Essa visão da natureza acaba sendo uma reação à urbanização técnico-científica que em Santos é determinada pela necessidade de criação de uma infra-estrutura adequada à exportação cada vez mais volumosa de café pelo porto da cidade no final do século XIX, mudanças das quais o próprio Vicente de Carvalho foi testemunha (ver Um poeta de dois portos).
Referências
Euclides da Cunha. Prefácio da 1ª edição de “Poemas e Canções”. In: Vicente de Carvalho. Melhores Poemas. Seleção de Cláudio Murilo Leal. São Paulo, Global, 2005. O prefácio pode ser lido no Wikisource; o poema As Catas e outros de Euclides da Cunha podem ser lidos na Biblioteca Virtual do Estudante de Língua Portuguesa; e a Correspondência de Euclides da Cunha pode ser baixada no TutoMania.

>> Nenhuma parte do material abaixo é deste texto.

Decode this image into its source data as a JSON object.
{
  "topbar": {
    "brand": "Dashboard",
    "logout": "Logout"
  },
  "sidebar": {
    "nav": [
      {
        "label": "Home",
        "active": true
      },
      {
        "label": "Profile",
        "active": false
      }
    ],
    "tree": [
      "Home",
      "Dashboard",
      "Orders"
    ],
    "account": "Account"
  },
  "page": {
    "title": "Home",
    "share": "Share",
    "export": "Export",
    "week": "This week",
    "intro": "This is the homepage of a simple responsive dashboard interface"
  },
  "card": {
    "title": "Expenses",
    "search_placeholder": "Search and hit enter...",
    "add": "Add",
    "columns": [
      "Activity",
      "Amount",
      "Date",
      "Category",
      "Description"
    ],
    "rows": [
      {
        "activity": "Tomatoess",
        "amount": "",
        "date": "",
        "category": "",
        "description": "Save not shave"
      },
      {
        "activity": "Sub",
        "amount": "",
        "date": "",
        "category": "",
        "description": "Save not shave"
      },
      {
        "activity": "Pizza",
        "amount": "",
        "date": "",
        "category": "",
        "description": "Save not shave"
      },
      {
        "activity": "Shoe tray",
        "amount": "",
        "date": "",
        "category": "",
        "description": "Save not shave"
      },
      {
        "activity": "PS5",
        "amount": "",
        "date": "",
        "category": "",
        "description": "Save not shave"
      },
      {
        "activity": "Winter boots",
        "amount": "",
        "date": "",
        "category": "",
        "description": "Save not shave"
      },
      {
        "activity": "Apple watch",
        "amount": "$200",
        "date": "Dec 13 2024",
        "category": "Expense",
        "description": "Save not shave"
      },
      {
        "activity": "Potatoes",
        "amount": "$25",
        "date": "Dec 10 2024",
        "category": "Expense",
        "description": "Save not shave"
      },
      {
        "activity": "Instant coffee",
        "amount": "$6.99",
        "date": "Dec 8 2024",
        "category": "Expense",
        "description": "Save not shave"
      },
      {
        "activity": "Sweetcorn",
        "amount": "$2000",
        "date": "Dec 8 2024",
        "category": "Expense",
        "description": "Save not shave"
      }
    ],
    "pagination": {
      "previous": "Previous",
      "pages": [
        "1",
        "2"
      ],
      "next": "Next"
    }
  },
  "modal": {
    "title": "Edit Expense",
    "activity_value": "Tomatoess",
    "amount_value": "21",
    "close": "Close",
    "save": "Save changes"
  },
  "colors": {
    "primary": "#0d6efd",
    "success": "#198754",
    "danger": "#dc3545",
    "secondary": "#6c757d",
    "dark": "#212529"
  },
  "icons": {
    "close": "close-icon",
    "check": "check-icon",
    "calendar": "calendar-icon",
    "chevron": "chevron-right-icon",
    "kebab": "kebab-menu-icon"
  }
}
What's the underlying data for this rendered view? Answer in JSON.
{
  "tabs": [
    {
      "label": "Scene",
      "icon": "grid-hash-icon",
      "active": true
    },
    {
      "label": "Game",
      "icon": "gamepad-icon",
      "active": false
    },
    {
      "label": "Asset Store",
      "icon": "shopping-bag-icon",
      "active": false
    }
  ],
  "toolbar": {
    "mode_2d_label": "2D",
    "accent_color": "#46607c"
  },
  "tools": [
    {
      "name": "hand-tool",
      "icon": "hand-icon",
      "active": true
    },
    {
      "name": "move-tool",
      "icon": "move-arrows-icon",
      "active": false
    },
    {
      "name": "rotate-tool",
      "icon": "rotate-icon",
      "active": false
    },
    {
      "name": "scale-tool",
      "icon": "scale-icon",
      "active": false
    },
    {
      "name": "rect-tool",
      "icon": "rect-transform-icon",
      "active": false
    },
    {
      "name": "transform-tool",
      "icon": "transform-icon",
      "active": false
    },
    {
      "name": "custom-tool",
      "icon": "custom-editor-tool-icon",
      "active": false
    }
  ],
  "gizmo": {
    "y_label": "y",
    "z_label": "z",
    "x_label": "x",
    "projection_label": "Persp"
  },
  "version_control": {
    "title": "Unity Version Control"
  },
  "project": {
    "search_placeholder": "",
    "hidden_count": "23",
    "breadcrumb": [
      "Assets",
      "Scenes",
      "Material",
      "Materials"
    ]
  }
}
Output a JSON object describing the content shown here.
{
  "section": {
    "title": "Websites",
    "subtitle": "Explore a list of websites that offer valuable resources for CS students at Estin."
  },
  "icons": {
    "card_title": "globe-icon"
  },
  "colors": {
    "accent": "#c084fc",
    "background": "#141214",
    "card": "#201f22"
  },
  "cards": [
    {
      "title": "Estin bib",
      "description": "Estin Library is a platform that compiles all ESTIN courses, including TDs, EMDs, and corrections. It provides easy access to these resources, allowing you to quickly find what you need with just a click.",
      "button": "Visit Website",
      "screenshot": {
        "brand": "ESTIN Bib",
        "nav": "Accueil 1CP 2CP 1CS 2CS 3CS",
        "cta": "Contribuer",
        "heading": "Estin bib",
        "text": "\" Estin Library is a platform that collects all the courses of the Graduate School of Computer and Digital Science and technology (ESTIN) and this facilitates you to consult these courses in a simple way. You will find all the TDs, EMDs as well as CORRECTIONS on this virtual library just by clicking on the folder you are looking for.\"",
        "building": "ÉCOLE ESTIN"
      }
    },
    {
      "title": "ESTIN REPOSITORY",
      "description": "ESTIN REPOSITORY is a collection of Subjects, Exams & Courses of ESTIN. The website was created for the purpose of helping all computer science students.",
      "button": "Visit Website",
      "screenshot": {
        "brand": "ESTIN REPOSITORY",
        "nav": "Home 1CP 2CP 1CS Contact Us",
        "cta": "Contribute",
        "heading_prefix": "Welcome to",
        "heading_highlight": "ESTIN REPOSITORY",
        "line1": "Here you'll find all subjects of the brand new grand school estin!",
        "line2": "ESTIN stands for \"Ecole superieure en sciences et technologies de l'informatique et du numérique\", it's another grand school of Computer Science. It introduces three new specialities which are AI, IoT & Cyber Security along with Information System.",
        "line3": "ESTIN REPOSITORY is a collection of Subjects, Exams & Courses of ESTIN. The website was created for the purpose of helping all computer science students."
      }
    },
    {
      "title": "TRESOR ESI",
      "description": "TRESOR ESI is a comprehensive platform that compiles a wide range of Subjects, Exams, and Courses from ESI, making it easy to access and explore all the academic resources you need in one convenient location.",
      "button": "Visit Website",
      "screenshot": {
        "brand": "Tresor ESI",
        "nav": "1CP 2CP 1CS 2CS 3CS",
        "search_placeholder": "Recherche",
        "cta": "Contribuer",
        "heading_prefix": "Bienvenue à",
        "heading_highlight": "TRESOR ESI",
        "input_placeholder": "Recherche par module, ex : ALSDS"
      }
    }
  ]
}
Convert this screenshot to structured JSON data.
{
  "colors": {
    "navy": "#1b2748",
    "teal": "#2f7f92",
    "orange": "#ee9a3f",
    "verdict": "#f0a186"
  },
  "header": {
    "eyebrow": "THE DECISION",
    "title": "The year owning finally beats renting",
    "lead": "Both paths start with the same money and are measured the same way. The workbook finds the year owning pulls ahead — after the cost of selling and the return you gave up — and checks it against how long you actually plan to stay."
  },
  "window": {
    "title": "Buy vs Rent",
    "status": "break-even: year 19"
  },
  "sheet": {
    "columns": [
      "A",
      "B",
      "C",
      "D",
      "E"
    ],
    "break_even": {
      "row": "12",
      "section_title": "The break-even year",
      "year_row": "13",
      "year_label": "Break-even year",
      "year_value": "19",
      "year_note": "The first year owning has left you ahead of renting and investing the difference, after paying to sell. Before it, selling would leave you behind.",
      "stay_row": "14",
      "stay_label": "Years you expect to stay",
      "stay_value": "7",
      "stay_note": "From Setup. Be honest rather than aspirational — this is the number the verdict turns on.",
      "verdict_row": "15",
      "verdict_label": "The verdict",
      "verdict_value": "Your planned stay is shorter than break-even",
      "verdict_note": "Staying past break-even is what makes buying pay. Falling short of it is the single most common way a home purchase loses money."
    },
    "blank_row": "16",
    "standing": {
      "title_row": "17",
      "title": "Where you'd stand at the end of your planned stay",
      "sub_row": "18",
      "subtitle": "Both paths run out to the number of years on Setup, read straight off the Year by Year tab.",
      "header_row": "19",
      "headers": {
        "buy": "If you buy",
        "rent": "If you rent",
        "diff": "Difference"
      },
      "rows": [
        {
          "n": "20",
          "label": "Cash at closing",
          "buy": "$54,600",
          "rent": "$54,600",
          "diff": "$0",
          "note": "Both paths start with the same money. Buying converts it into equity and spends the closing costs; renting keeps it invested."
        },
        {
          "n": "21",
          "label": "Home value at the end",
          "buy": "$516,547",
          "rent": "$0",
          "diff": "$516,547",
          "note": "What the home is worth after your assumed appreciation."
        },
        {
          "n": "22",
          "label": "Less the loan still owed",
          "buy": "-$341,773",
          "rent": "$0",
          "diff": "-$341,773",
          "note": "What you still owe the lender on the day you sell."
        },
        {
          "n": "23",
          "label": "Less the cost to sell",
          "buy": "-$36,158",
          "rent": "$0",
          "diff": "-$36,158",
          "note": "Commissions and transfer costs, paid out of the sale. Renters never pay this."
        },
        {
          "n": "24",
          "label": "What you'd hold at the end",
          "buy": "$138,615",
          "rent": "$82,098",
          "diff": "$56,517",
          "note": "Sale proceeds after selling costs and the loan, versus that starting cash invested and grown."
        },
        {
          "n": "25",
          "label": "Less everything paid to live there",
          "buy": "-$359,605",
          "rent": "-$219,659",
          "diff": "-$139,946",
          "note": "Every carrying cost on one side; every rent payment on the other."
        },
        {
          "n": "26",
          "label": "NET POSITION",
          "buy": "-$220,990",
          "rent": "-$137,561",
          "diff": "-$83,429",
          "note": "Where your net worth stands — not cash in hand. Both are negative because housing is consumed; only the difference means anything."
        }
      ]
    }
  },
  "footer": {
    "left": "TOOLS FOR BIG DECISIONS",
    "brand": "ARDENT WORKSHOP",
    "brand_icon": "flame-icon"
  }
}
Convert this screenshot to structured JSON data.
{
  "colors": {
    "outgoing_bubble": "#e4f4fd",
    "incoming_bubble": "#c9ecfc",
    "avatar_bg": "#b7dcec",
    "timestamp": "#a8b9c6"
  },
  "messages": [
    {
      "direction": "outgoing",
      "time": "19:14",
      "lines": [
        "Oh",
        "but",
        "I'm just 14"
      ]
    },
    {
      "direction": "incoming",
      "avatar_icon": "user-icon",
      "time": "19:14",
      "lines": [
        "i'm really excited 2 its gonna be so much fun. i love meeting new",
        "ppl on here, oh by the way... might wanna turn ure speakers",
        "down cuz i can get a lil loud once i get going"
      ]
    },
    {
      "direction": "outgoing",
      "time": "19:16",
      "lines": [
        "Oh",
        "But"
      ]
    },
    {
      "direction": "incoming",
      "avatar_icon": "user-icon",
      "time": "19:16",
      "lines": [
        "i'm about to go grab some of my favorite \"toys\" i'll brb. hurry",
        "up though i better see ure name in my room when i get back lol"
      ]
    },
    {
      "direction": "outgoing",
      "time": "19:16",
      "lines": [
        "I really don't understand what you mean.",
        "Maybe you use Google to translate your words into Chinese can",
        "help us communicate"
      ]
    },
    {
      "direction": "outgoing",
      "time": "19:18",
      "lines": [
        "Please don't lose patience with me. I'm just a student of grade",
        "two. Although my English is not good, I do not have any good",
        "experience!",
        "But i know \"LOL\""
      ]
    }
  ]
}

Berthold Zilly. A Guerra de Canudos e o Imaginário da Sociedade Sertaneja em Os Sertões, de Euclides da Cunha. Da crônica à ficção. Capítulo da obra de Ligia Chiapiini e Flávio Wolf de Aguiar (organizadores). Literatura e História na América Latina. São Paulo: Edusp e Centro Angel Rama, 1993.
Nicolau Sevcenko. Literatura como missão. Tensões Sociais e Criação Cultural na Primeira República. 2ª edição, revista e ampliada. São Paulo: Companhia das Letras, 2003.